Dass die Wiedervereinigung auf diesen Tag fiel, ist dem Gang der Ereignisse geschuldet. Am 9. November 1989 war die Mauer gefallen, woraufhin sich die DDR in rasantem Tempo auflöste. Sie implodierte, und daran konnte die Volkskammerwahl vom 18. März 1990 auch nichts mehr ändern. Die Zwei-plus-Vier-Verhandlungen hatten schon begonnen, der Vertrag wurde am 12. September 1990 unterzeichnet. Im Einigungsvertrag vom 31. August 1990 wurde der 3. Oktober als Tag des Beitritts der fünf wiedergegründeten ostdeutschen Bundesländer festgelegt.

Der Termin ihres Beitritts zur Bundesrepublik war zum einen dem Termin für die ersten gesamtdeutschen Wahlen geschuldet, die für den 2. Dezember 1990 angesetzt waren. Um den Bürgern der neuen Bundesländer die Teilnahme zu ermöglichen, musste eine achtwöchige Vorbereitungsfrist gegeben sein. Auf der anderen Seite wollte man mit dem Beitritt wenigstens bis zum 2. Oktober warten, weil an diesem Tag die Außenminister der KSZE-Staaten über das Ergebnis der Zwei-plus-Vier-Verhandlungen informiert werden sollten. Als erster Termin kam also der 3. Oktober in Frage, und so wurde es auch im Einigungsvertrag, der den Tag zum einzigen Bundesfeiertag erklärte, festgeschrieben.

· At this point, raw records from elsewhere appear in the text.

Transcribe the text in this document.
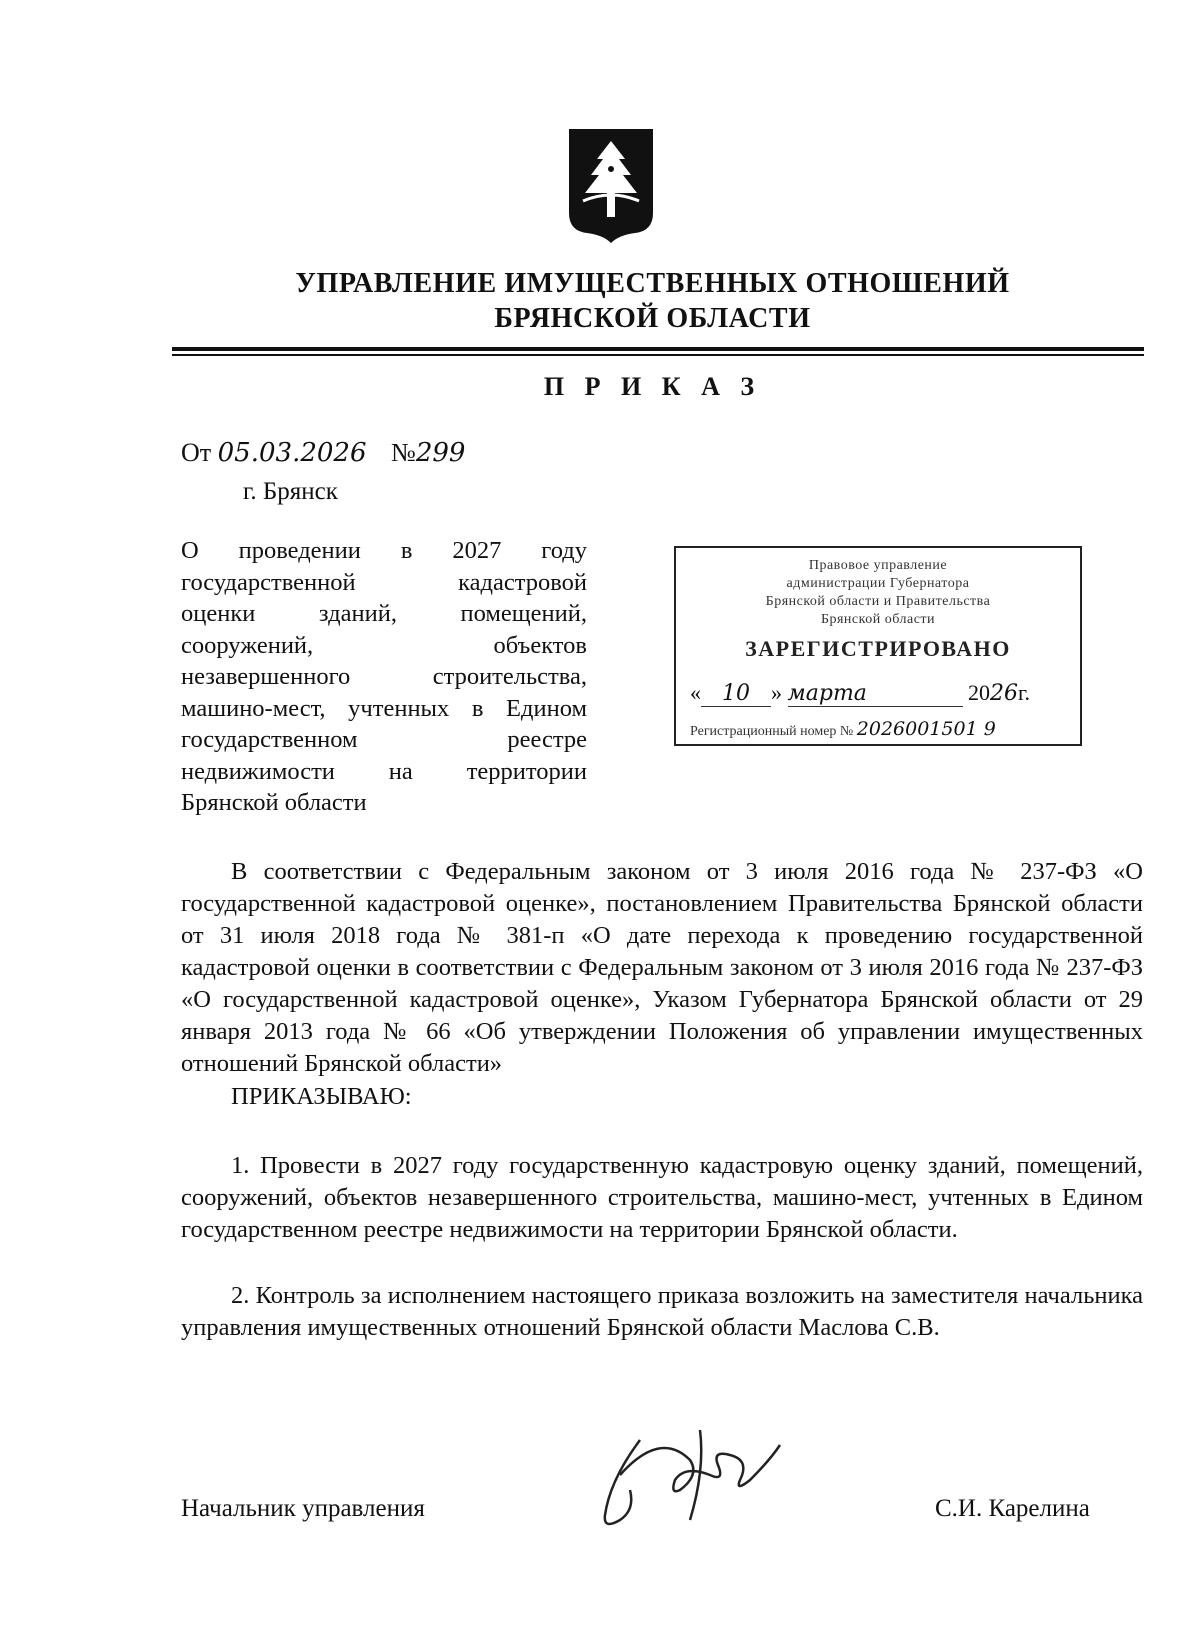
УПРАВЛЕНИЕ ИМУЩЕСТВЕННЫХ ОТНОШЕНИЙ
БРЯНСКОЙ ОБЛАСТИ
П Р И К А З
От 05.03.2026 №299
г. Брянск
О проведении в 2027 году
государственной кадастровой
оценки зданий, помещений,
сооружений, объектов
незавершенного строительства,
машино-мест, учтенных в Едином
государственном реестре
недвижимости на территории
Брянской области
Правовое управление
администрации Губернатора
Брянской области и Правительства
Брянской области
ЗАРЕГИСТРИРОВАНО
« 10 » марта	2026г.
Регистрационный номер № 2026001501 9
В соответствии с Федеральным законом от 3 июля 2016 года № 237-ФЗ «О государственной кадастровой оценке», постановлением Правительства Брянской области от 31 июля 2018 года № 381-п «О дате перехода к проведению государственной кадастровой оценки в соответствии с Федеральным законом от 3 июля 2016 года № 237-ФЗ «О государственной кадастровой оценке», Указом Губернатора Брянской области от 29 января 2013 года № 66 «Об утверждении Положения об управлении имущественных отношений Брянской области»
ПРИКАЗЫВАЮ:
1. Провести в 2027 году государственную кадастровую оценку зданий, помещений, сооружений, объектов незавершенного строительства, машино-мест, учтенных в Едином государственном реестре недвижимости на территории Брянской области.
2. Контроль за исполнением настоящего приказа возложить на заместителя начальника управления имущественных отношений Брянской области Маслова С.В.
Начальник управления	С.И. Карелина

Schon 1990 diskutierte man über den Termin für einen gemeinsamen Nationalfeiertag. Im Westen war es der 17. Juni gewesen, an dem des Aufstandes in der DDR im Jahr 1953 gedacht wurde, im Osten der 7. Oktober, der Tag der Gründung der DDR. Als möglicher neuer Gedenktag bot sich der 9. November an, weil hier das Aufbegehren der Bürger in der DDR seine wichtigste Folge zeitigte: den Fall der Berliner Mauer. An diesem Tag, mit diesem Ereignis war die Revolution nicht mehr aufzuhalten, das Ende der DDR war besiegelt. Denn wie hätte die SED die – durchaus auch durch Zufälle und Missgeschicke – erreichten Erfolg der Bürgerbewegung in der DDR wieder rückgängig machen sollen?

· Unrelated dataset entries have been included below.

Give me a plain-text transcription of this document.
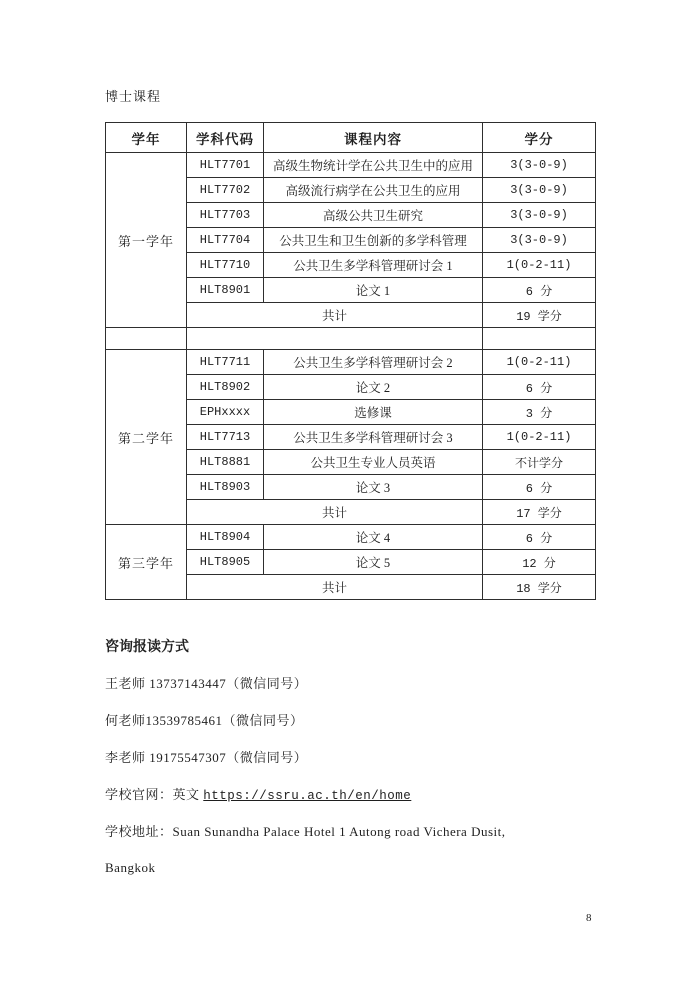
博士课程
学年	学科代码	课程内容	学分
第一学年	HLT7701	高级生物统计学在公共卫生中的应用	3(3-0-9)
	HLT7702	高级流行病学在公共卫生的应用	3(3-0-9)
	HLT7703	高级公共卫生研究	3(3-0-9)
	HLT7704	公共卫生和卫生创新的多学科管理	3(3-0-9)
	HLT7710	公共卫生多学科管理研讨会 1	1(0-2-11)
	HLT8901	论文 1	6 分
	共计		19 学分

第二学年	HLT7711	公共卫生多学科管理研讨会 2	1(0-2-11)
	HLT8902	论文 2	6 分
	EPHxxxx	选修课	3 分
	HLT7713	公共卫生多学科管理研讨会 3	1(0-2-11)
	HLT8881	公共卫生专业人员英语	不计学分
	HLT8903	论文 3	6 分
	共计		17 学分
第三学年	HLT8904	论文 4	6 分
	HLT8905	论文 5	12 分
	共计		18 学分
咨询报读方式
王老师 13737143447（微信同号）
何老师13539785461（微信同号）
李老师 19175547307（微信同号）
学校官网：英文 https://ssru.ac.th/en/home
学校地址：Suan Sunandha Palace Hotel 1 Autong road Vichera Dusit,
Bangkok
8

Es ist bedauerlich, dass man nicht den Mut hatte, den 9. November zum Tag der deutschen Einheit zu erklären. Dass er ein »schwieriger« Tag ist, ist klar: Am 9. November 1919 wurde in Berlin gleich zweimal die Republik ausgerufen, am 9. November 1923 wagten Hitler und Ludendorff in München den Putsch gegen die Republik und der 9. November 1938 markierte mit der »Reichspogromnacht« den Beginn einer neuen Phase der Judenverfolgung in Deutschland. Das sind viele Ereignisse ganz unterschiedlicher Art, die den Tag zu einem komplexen Gedenktag gemacht hätten – was aber Grund genug gewesen wäre, es zu tun.

Wegen dieser Mutlosigkeit ist der Tag der deutschen Einheit kein Tag, an dem eines Ereignisses gedacht wird, das vom Volk hervorgebracht wurde. Sondern dieser Tag bezieht sich auf einen bürokratischen Akt, einen Verwaltungsvorgang. Der ist zwar in seiner Bedeutung nicht gering zu schätzen, weil Demokratie sich nur in einem verlässlichen Rahmen entfalten kann, aber letztlich hat die »politische Klasse«, wie der Politikwissenschaftler Herfried Münkler meint, »den 9. November nicht besonders geliebt, sondern hat an die Stelle dessen den 3. Oktober lanciert, denn da konnten sie sich selber und ihre Leistungen in den Zwei-plus-vier-Gesprächen feiern.«

Münklers Behauptung ist plausibel, denn sie deckt sich mit den Erfahrungen politisch wacher Menschen. Wer je auf einem der offiziellen Feste zum Tag der deutschen Einheit gewesen ist, wird der sterile Charakter dieser Veranstaltungen nicht entgangen sein. Es gibt allerdings Grund zur Hoffnung. Münkler verweist auf die Macht der Bilder und Emotionen, die mit dem 9. November verbunden sind – positive wie negative –, die dazu führen werden, dass sich er sich als Nationalfeiertag der Herzen etablieren kann. »Insofern wird dieser Tag – egal, wann die politische Klasse feiert – dann doch der Bezugspunkt werden.« Zu wünschen wäre es.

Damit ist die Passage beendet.